Sometimes people get an idea in their head that no matter how hard you try to demonstrate the truth of the matter may be different, you might as well be living in an alternate reality.
I am a stupid man, ridiculously stupid, the kind that stones have taught to fly, and yes, when I get an idea in my head (usually fueled by a resolute decision to remain true to what I either believe to be true or the sincere desire to make it so) it can be hard to let it go; but one thing I tell you, I have learned that one cannot hold on to the past.
The past; as it was, as we perceived it, as others felt it, the hidden past, the past in all it subtlety, guilt and evasiveness. Some would say that I have a hard time letting go of the past, that I choose to let it haunt me, that my present is the sum of the sentimental memories collected and acquired. Perhaps.

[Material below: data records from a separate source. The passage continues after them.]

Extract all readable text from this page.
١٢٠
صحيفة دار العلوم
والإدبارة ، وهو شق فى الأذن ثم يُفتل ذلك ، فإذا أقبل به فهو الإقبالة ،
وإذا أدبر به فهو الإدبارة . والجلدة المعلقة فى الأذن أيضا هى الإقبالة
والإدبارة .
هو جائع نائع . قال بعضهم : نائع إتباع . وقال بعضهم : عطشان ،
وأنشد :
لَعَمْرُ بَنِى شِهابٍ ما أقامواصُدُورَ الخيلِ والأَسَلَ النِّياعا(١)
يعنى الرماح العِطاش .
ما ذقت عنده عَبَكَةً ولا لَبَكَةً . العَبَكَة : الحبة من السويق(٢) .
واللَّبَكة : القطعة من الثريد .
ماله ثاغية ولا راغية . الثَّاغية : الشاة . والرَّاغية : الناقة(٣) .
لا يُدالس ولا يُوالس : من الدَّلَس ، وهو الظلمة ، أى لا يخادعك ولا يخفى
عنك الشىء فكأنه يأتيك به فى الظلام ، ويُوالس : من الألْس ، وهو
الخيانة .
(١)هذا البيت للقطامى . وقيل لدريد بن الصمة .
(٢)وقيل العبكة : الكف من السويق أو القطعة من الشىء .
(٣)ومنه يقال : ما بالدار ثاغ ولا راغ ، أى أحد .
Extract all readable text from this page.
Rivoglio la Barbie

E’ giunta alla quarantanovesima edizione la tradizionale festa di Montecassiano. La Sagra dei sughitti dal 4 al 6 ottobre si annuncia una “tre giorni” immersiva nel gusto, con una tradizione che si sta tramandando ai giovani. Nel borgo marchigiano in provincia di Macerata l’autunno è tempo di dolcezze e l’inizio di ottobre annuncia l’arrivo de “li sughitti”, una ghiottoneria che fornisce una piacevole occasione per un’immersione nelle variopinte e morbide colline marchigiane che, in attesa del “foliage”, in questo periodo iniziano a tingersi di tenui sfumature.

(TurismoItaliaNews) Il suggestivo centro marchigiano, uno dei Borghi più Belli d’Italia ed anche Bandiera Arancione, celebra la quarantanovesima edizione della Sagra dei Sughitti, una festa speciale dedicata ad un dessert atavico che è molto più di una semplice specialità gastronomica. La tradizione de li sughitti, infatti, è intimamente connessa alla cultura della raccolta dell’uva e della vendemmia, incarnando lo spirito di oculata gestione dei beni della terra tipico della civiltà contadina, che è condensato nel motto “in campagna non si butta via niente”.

Although I have always preferred to see my journey in time as a continuous detachment of what has been, in the process of experiencing that which is. A choice to constantly make new...
What I was trying to say before beginning to sound lost is that I can't help myself from wanting to believe that in spite of mistakes, things can still be. Not the same, not as they were... just still be.
Does past experience, how we have felt at one time in our life determine who we are? Who we've been, yes; but who we can be?
The problem is that it seems that in order for others to have faith in you, they have to perceive you as changed, as having learned from your mistakes. Sometimes a lifetime isn't enough to show someone you care, for when they've made up their minds it as if two worlds are at odds, and you know what they say about love and war. All may be fair, it just depends what end you are seeing things from. But what does it take to be noticed when you're holding up a white flag? Is the mere act of admitting the lack of desire to continue the end in itself? Or is it for a reason?
Maybe it's just about having lived the experience. I like that thought. All the same, I will never stop saying "Te amo".
11 comentarios
Philosophical? I would never assume as much; but I do say that my mind is perhaps more inquisitive than most when it comes to our thoughts and the effects that they casue.
"I am a stupid man, ridiculously stupid" - hahahahahaha! I love it! :)
Heh, I'm sorry - you know I love you. I just couldn't help it!
yeah, I thought you would get a kick out fo that one.
;)
The problem is that it seems that in order for others to have faith in you, they have to perceive you as changed, as having learned from your mistakes.
Actions speak louder than words, which are terribly cheap.
If you don't give up on your actions, they will inevitably eventually get the message.
I'll be the cork. Ya veras. Words CAN be terribly cheap... yet at times, so much stronger than actions. It's all about the right words followed through with the right actions. Working on it.
:)
Luchi, you're so wise! *sigh*
you say it so right...
..words tossled together that, at the same time make perfect sence... and none at all...
just like it feels...
;)
I have never been a fan of your blog but I am keeping this posting...I can feel all the your emotions in this writing and when you can do that to someone that means you are a good writer.
that is too kind anon.
it's amazing how though we are unique individuals we can all at sometime connect.